To achieve its aim of being the leading bowel research charity and contribute to world-leading scientific studies, Bowel Research UK has announced priority areas where its research investment is most urgently needed. These include:
- Embedding patient involvement and public engagement in developing our priorities and funding decisions
- Offering up-to-date, accurate and accessible information on the Bowel Research UK research programme
- Supporting the scientists of tomorrow by funding the next generation of research ‘rising stars’ today
- Influencing clinical guidelines, standards of care and innovation through specialist research
- Rising to the unique bowel disease research challenges posed in the pandemic
West Lancashire MP Rosie Cooper said: “I am proud to support the launch of Bowel Research UK who are leading the fight against bowel cancer and bowel disease. BRUK are providing vital patient-centred research funding and are committed to radically improving the lives of people living with bowel disease.”
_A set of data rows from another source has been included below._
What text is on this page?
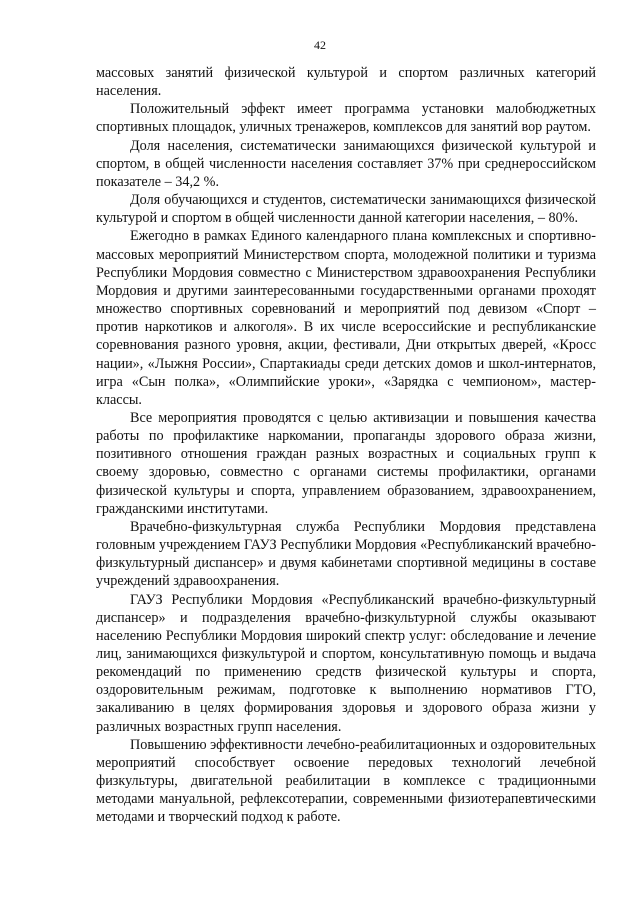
42

массовых занятий физической культурой и спортом различных категорий населения.

Положительный эффект имеет программа установки малобюджетных спортивных площадок, уличных тренажеров, комплексов для занятий вор раутом.

Доля населения, систематически занимающихся физической культурой и спортом, в общей численности населения составляет 37% при среднероссийском показателе – 34,2 %.

Доля обучающихся и студентов, систематически занимающихся физической культурой и спортом в общей численности данной категории населения, – 80%.

Ежегодно в рамках Единого календарного плана комплексных и спортивно-массовых мероприятий Министерством спорта, молодежной политики и туризма Республики Мордовия совместно с Министерством здравоохранения Республики Мордовия и другими заинтересованными государственными органами проходят множество спортивных соревнований и мероприятий под девизом «Спорт – против наркотиков и алкоголя». В их числе всероссийские и республиканские соревнования разного уровня, акции, фестивали, Дни открытых дверей, «Кросс нации», «Лыжня России», Спартакиады среди детских домов и школ-интернатов, игра «Сын полка», «Олимпийские уроки», «Зарядка с чемпионом», мастер-классы.

Все мероприятия проводятся с целью активизации и повышения качества работы по профилактике наркомании, пропаганды здорового образа жизни, позитивного отношения граждан разных возрастных и социальных групп к своему здоровью, совместно с органами системы профилактики, органами физической культуры и спорта, управлением образованием, здравоохранением, гражданскими институтами.

Врачебно-физкультурная служба Республики Мордовия представлена головным учреждением ГАУЗ Республики Мордовия «Республиканский врачебно-физкультурный диспансер» и двумя кабинетами спортивной медицины в составе учреждений здравоохранения.

ГАУЗ Республики Мордовия «Республиканский врачебно-физкультурный диспансер» и подразделения врачебно-физкультурной службы оказывают населению Республики Мордовия широкий спектр услуг: обследование и лечение лиц, занимающихся физкультурой и спортом, консультативную помощь и выдача рекомендаций по применению средств физической культуры и спорта, оздоровительным режимам, подготовке к выполнению нормативов ГТО, закаливанию в целях формирования здоровья и здорового образа жизни у различных возрастных групп населения.

Повышению эффективности лечебно-реабилитационных и оздоровительных мероприятий способствует освоение передовых технологий лечебной физкультуры, двигательной реабилитации в комплексе с традиционными методами мануальной, рефлексотерапии, современными физиотерапевтическими методами и творческий подход к работе.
Most recently, Bowel Research UK has been involved in CovidSurg, an international collaboration to understand the outcomes of Covid-19 infected patients who undergo surgery, which strikes at the heart of the charity’s research priorities. Covering 88 countries, 1,032 centres, and over 52,300 patients, CovidSurg has already influenced World Health Organisation guidelines and is informing the management of patients across the globe during the COVID-19 pandemic.
Professor Charles Knowles, chair of the grants committee at Bowel Research UK added: “Bowel Research UK has committed to a target of £1m for new research and we encourage early career researchers specialising in bowel disease to apply for this funding. We believe that, by investing in our scientific and medical communities today, a cure for bowel cancer and effective treatments to mitigate, or entirely eradicate, other bowel diseases are entirely possible in the future.”
Bowel Research UK’s chief executive Rebecca Porta added: “More than 42,000 people are diagnosed with bowel cancer each year in the UK, and an increasing number are impacted by life-changing bowel conditions, making the work of Bowel Research UK more critical than ever. Our patient-driven research will help deliver much-needed improvements in diagnosis, treatment and care.”